The non-profit organization Facets Multi-Media is a great distribution source for foreign films that aren’t schmaltzy enough to be released by big US studios or acclaimed enough for Criterion. The two DVDs released as the package Chinese Cinema Through A Communist Lens, provides potent, if minimal, representations of an era of Chinese filmmaking rarely seen in the United States.


The two movies book end the first 50 years of Communist China’s history. New Year Sacrifice was released in 1956 at the high point of Mao’s reign in 1956, and Red River Valley came out in 1996, when capitalist reforms were well under way and studios were trying to make money by appealing to a wide audience.


The quality of the transfers on the DVDs are lousy, unfortunately, and appear to have been made from a local television broadcast associated with the City University of New York. The sole extra feature is an introduction by David Buckley whose company, China Century Entertainment, imports Chinese films to the US, but they are sorely lacking in any contextual information that would be of use to the viewer.

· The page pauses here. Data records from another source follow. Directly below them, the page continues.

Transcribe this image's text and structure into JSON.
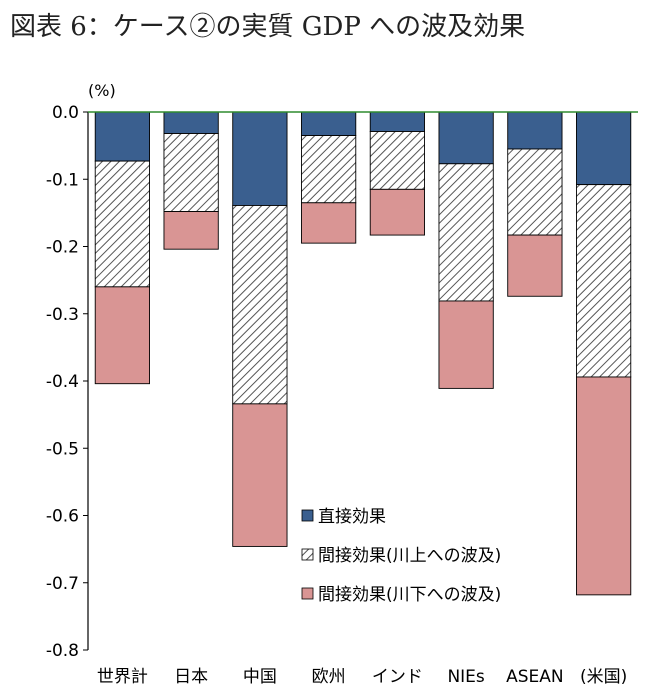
{
  "chart_data": {
    "type": "bar",
    "stacked": true,
    "title": "図表 6：ケース②の実質 GDP への波及効果",
    "ylabel": "(%)",
    "ylim": [
      -0.8,
      0.0
    ],
    "yticks": [
      0.0,
      -0.1,
      -0.2,
      -0.3,
      -0.4,
      -0.5,
      -0.6,
      -0.7,
      -0.8
    ],
    "ytick_labels": [
      "0.0",
      "-0.1",
      "-0.2",
      "-0.3",
      "-0.4",
      "-0.5",
      "-0.6",
      "-0.7",
      "-0.8"
    ],
    "categories": [
      "世界計",
      "日本",
      "中国",
      "欧州",
      "インド",
      "NIEs",
      "ASEAN",
      "(米国)"
    ],
    "legend_position": "lower-center",
    "series": [
      {
        "name": "直接効果",
        "color": "#3a5f8f",
        "pattern": "solid",
        "values": [
          -0.073,
          -0.032,
          -0.139,
          -0.035,
          -0.029,
          -0.077,
          -0.055,
          -0.108
        ]
      },
      {
        "name": "間接効果(川上への波及)",
        "color": "#ffffff",
        "pattern": "hatch",
        "values": [
          -0.187,
          -0.116,
          -0.295,
          -0.1,
          -0.086,
          -0.204,
          -0.128,
          -0.286
        ]
      },
      {
        "name": "間接効果(川下への波及)",
        "color": "#d99594",
        "pattern": "solid",
        "values": [
          -0.144,
          -0.056,
          -0.212,
          -0.06,
          -0.068,
          -0.13,
          -0.091,
          -0.324
        ]
      }
    ]
  }
}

For example on New Year Sacrifice Buckley briefly mentions the women’s rights issues in the storyline, but he doesn’t mention how this corresponded to what was happening in China at the time. This is a shame, because this is by far the most interesting movie of the two, as a piece of artwork and for what it reveals about the film system and political culture it came from.


The first movies produced in Communist China were devoted to “revolutionary realism”, a brand of propaganda popular in the Soviet Union and other emerging communist states that praised socialism, the people/peasants, and the military. In China this included movies that promoted the vital role of women in the communist revolution, as in Xie Jin’s The Red Detachment of Women. Revolutionary realism established the present as modern and forward thinking, and the future was painted with bright strokes.


In 1956, Mao launched his “Hundred Flowers” policy, which encouraged self-criticism and more openness compared to the previous era. Filmmakers were encouraged to look towards international filmmaking while simultaneously developing a more “Chinese” cinema, freeing themselves from the strictures of Soviet-style agitprop.


New Year Sacrifice was released in 1956, as these changes were happening. It was taken to film festivals in Czechoslovakia and Mexico. It celebrates and is critical of folk traditions of Buddhism and the Chinese New Year. The plot, a melodrama about an exploited peasant woman, is taken from a short story by Lu Xun, a modernist and early anti-imperialist who was a favorite writer of Mao Zedong.


However, where earlier films frequently celebrated women as revolutionary leaders, here the protagonist is a tragic victim. New Year Sacrifice does not point forward towards the Communist revolution but criticizes the earlier societal system that led to it and has aged slightly better for avoiding overt didactics.


Bai Yang plays the nameless heroine, a young widow whose relatives sell her to a mountain farmer as his wife. She fiercely resists, but the farmer (Wei Heling) turns out to be gentle and kind with her. They establish a successful household and have a son. This happiness is soon shattered when the son and husband die and the woman is saddled with the household debts.


She moves back to her village and works as help for the aristocratic Lu household, who view her as a “white tiger”, unlucky to anything she touches. She saves all of her money to make the titular sacrifice to a Buddhist temple, believing it will relieve her of her “sins”. The Lu family rejects the sacrifice, and throws her out of the house, she goes mad and wanders the town and countryside until her death.


The presentation of the story is fairly staid. Shots are often static, relying on straightforward compositions that give the viewer a watching-it-as-a-play feel. Besides one pace quickening montage, I missed the more dynamic editing and framing techniques adopted from the Soviets.


Yet, despite the lousy transfer, there are some beautiful elements within the shots, particularly in the New Year scenes, where the red colors pop amid the silver finery of the Lu’s rich household. Here the traditions and nostalgia of holidays are captured as well as any Hollywood movie of the ‘30s and sets up a nice dichotomy between the affection in the presentation and the simultaneous criticism of the superstitious society for which the woman serves as a sacrifice.


Classic Hollywood filmmaking techniques are also used in the close-ups of the heroine, reminiscent of silent movies in their intensity. Bai Yang’s performance elevates the movie above standard melodrama. She is very good with the physical shifts as her body changes with age and ages faster due to harshness of her life. Throughout the film, whether bashing her head at the wedding ceremony or working in the Lu’s household, she captures the complex eddy of her character’s emotions that eventually veers out of control.


Though the writer Lu Xun criticized Chinese society of the early 20th century, he did not unquestionably embrace the Communist system that replaced it. He was a liberal and was championed by the Communist party, but never joined himself. In his original short story, a periphery character relates the heroine’s tale. The primary affect is to make the reader a part of the society being criticized and to encourage them to think about the inequities of this society.